B10(sv14_14[0], sv23_37[0], sv24_38[0]) → B14(sv14_14[0], sv23_37[0], sv24_38[0])
B14(sv14_14[2], sv23_37[2], sv24_38[2]) → COND_B14(&&(>=@z(sv23_37[2], sv14_14[2]), &&(<@z(1@z, sv14_14[2]), &&(TRUE, &&(<@z(0@z, sv24_38[2]), <@z(1@z, sv23_37[2]))))), sv14_14[2], sv23_37[2], sv24_38[2])
B15(sv14_14[3], sv23_37[3], sv24_38[3]) → B10(sv14_14[3], -@z(sv23_37[3], sv14_14[3]), +@z(sv24_38[3], 1@z))

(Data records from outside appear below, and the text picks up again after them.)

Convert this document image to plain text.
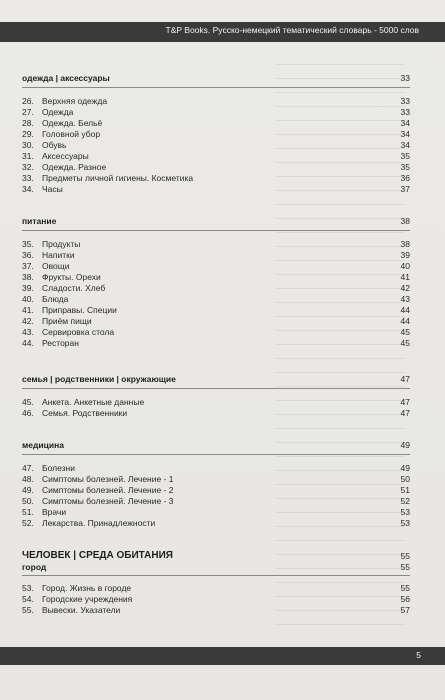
T&P Books. Русско-немецкий тематический словарь - 5000 слов
одежда | аксессуары	33
26. Верхняя одежда	33
27. Одежда	33
28. Одежда. Бельё	34
29. Головной убор	34
30. Обувь	34
31. Аксессуары	35
32. Одежда. Разное	35
33. Предметы личной гигиены. Косметика	36
34. Часы	37
питание	38
35. Продукты	38
36. Напитки	39
37. Овощи	40
38. Фрукты. Орехи	41
39. Сладости. Хлеб	42
40. Блюда	43
41. Приправы. Специи	44
42. Приём пищи	44
43. Сервировка стола	45
44. Ресторан	45
семья | родственники | окружающие	47
45. Анкета. Анкетные данные	47
46. Семья. Родственники	47
медицина	49
47. Болезни	49
48. Симптомы болезней. Лечение - 1	50
49. Симптомы болезней. Лечение - 2	51
50. Симптомы болезней. Лечение - 3	52
51. Врачи	53
52. Лекарства. Принадлежности	53
ЧЕЛОВЕК | СРЕДА ОБИТАНИЯ	55
город	55
53. Город. Жизнь в городе	55
54. Городские учреждения	56
55. Вывески. Указатели	57
5
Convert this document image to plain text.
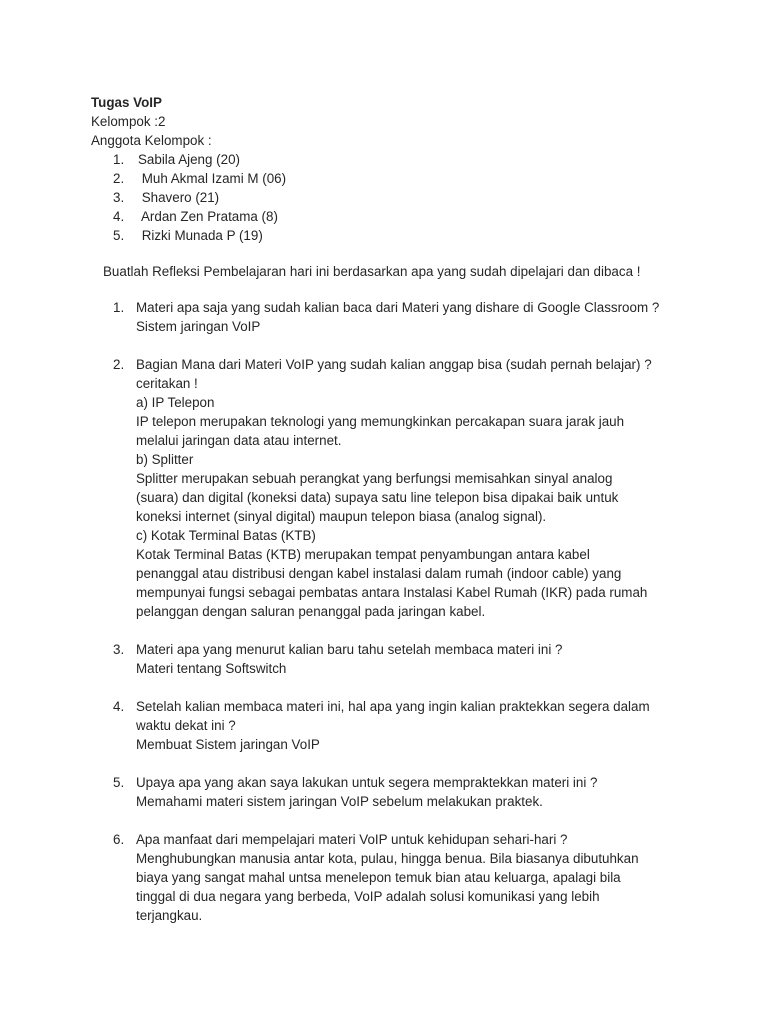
Tugas VoIP
Kelompok :2
Anggota Kelompok :
1. Sabila Ajeng (20)
2. Muh Akmal Izami M (06)
3. Shavero (21)
4. Ardan Zen Pratama (8)
5. Rizki Munada P (19)
Buatlah Refleksi Pembelajaran hari ini berdasarkan apa yang sudah dipelajari dan dibaca !
1. Materi apa saja yang sudah kalian baca dari Materi yang dishare di Google Classroom ?
Sistem jaringan VoIP
2. Bagian Mana dari Materi VoIP yang sudah kalian anggap bisa (sudah pernah belajar) ?
ceritakan !
a) IP Telepon
IP telepon merupakan teknologi yang memungkinkan percakapan suara jarak jauh
melalui jaringan data atau internet.
b) Splitter
Splitter merupakan sebuah perangkat yang berfungsi memisahkan sinyal analog
(suara) dan digital (koneksi data) supaya satu line telepon bisa dipakai baik untuk
koneksi internet (sinyal digital) maupun telepon biasa (analog signal).
c) Kotak Terminal Batas (KTB)
Kotak Terminal Batas (KTB) merupakan tempat penyambungan antara kabel
penanggal atau distribusi dengan kabel instalasi dalam rumah (indoor cable) yang
mempunyai fungsi sebagai pembatas antara Instalasi Kabel Rumah (IKR) pada rumah
pelanggan dengan saluran penanggal pada jaringan kabel.
3. Materi apa yang menurut kalian baru tahu setelah membaca materi ini ?
Materi tentang Softswitch
4. Setelah kalian membaca materi ini, hal apa yang ingin kalian praktekkan segera dalam
waktu dekat ini ?
Membuat Sistem jaringan VoIP
5. Upaya apa yang akan saya lakukan untuk segera mempraktekkan materi ini ?
Memahami materi sistem jaringan VoIP sebelum melakukan praktek.
6. Apa manfaat dari mempelajari materi VoIP untuk kehidupan sehari-hari ?
Menghubungkan manusia antar kota, pulau, hingga benua. Bila biasanya dibutuhkan
biaya yang sangat mahal untsa menelepon temuk bian atau keluarga, apalagi bila
tinggal di dua negara yang berbeda, VoIP adalah solusi komunikasi yang lebih
terjangkau.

At least the following rules have been oriented under context sensitive arithmetic replacement:

&&(FALSE, FALSE)¹ ↔ FALSE¹
-@z¹ ↔
TRUE¹ → &&(TRUE, TRUE)¹
+@z¹ ↔
&&(TRUE, FALSE)¹ ↔ FALSE¹
FALSE¹ → &&(FALSE, TRUE)¹

↳ ITRS

  ↳ ITRStoIDPProof

    ↳ IDP

      ↳ UsableRulesProof

        ↳ IDP

          ↳ IDPNonInfProof

            ↳ IDP

              ↳ IDependencyGraphProof

I DP problem:
The following domains are used:

z

R is empty.
The integer pair graph contains the following rules and edges:

(0): B10(sv14_14[0], sv23_37[0], sv24_38[0]) → B14(sv14_14[0], sv23_37[0], sv24_38[0])
(2): B14(sv14_14[2], sv23_37[2], sv24_38[2]) → COND_B14(&&(>=@z(sv23_37[2], sv14_14[2]), &&(<@z(1@z, sv14_14[2]), &&(TRUE, &&(<@z(0@z, sv24_38[2]), <@z(1@z, sv23_37[2]))))), sv14_14[2], sv23_37[2], sv24_38[2])
(3): B15(sv14_14[3], sv23_37[3], sv24_38[3]) → B10(sv14_14[3], -@z(sv23_37[3], sv14_14[3]), +@z(sv24_38[3], 1@z))

(0) -> (2), if ((sv23_37[0] →^* sv23_37[2])∧(sv24_38[0] →^* sv24_38[2])∧(sv14_14[0] →^* sv14_14[2]))

(3) -> (0), if ((-@z(sv23_37[3], sv14_14[3]) →^* sv23_37[0])∧(+@z(sv24_38[3], 1@z) →^* sv24_38[0])∧(sv14_14[3] →^* sv14_14[0]))

The set Q consists of the following terms:

b14(x0, x1, x2)
Cond_b14(TRUE, x0, x1, x2)
b15(x0, x1, x2)
b10(x0, x1, x2)

The approximation of the Dependency Graph [LPAR04,FROCOS05,EDGSTAR] contains 0 SCCs with 3 less nodes.